There is an inherent opportunity cost that will be measured in millions of lives if the tech developing is artificially held back.
People are overly focused on things like AI art or copywriting and aren’t as in touch with the compounding effects taking place in fields like medicine or the sciences.
So in that sense, Accelerationism as opposition to the increasingly fear mongering Effective Altruism perspectives on AI is valuable.
But they really should figure out that the thing that’s going to accelerate the future the most is going to be individualized access to capital, not centralized consolidation of it.

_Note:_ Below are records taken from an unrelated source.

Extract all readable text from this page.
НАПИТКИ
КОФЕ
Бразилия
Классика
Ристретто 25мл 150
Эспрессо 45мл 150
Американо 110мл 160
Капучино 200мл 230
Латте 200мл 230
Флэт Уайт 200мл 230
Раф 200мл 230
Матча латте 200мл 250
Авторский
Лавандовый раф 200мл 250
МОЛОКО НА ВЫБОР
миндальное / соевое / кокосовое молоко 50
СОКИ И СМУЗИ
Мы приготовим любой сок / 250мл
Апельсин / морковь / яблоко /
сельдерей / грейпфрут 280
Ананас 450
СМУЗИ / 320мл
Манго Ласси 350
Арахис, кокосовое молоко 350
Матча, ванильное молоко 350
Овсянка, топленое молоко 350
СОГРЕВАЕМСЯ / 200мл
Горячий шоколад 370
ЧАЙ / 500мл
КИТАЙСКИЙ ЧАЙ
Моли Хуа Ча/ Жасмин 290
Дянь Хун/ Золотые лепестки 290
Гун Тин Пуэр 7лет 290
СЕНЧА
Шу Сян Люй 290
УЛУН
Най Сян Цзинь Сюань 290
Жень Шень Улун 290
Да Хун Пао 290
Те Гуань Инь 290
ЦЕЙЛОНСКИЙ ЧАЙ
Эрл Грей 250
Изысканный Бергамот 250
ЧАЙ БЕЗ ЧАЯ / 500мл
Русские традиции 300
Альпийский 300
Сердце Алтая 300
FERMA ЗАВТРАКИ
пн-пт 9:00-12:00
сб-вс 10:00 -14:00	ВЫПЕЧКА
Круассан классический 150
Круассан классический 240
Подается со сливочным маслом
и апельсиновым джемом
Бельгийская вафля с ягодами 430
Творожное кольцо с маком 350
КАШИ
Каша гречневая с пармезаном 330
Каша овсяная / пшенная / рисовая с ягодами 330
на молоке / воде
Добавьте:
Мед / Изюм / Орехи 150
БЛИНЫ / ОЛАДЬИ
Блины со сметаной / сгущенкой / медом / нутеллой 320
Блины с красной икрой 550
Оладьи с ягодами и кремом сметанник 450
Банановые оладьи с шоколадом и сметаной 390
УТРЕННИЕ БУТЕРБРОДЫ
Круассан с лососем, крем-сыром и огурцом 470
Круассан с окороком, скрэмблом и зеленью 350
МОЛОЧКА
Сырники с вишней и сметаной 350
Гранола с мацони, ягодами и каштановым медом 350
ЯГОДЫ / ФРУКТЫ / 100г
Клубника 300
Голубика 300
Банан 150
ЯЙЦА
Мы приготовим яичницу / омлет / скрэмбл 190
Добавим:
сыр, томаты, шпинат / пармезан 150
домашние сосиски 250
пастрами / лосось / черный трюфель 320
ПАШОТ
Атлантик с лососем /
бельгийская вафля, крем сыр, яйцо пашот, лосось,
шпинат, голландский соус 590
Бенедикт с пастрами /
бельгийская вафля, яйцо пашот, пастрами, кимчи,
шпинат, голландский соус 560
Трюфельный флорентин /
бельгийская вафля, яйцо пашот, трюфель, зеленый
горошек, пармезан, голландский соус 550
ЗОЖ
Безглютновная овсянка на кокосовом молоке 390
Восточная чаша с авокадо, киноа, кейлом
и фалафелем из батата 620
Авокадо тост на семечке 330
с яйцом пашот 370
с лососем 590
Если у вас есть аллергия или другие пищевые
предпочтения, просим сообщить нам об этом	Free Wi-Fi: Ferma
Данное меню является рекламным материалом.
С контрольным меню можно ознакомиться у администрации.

If each individual can effectively be 100x as productive in a variety of subspecialties aided by AI, it’s not a skeleton crew of humans leftover at a mega-corp maximizing their quarter revenues while maintaining the status quo that’s going to be delivering the future, but rather the next generation of people in their garages working on what’s going to replace the status quo.
The fewer people who have garages in the first place, or medical coverage to pursue those aspirations without endangering themselves and family, or food on the table while getting momentum going - well then the fewer people genuinely working on delivering the future rather than extending the present as long as possible, future be damned.
So the core idea is a good one - technological advancement has probably had the greatest impact on human net happiness and is why at least 1/4th of the people in the world today are alive vs survival rates two centuries ago, myself included.
But the way to actually achieve that outcome at the fastest rate is the opposite of what’s the economic policy of the majority of people promoting it.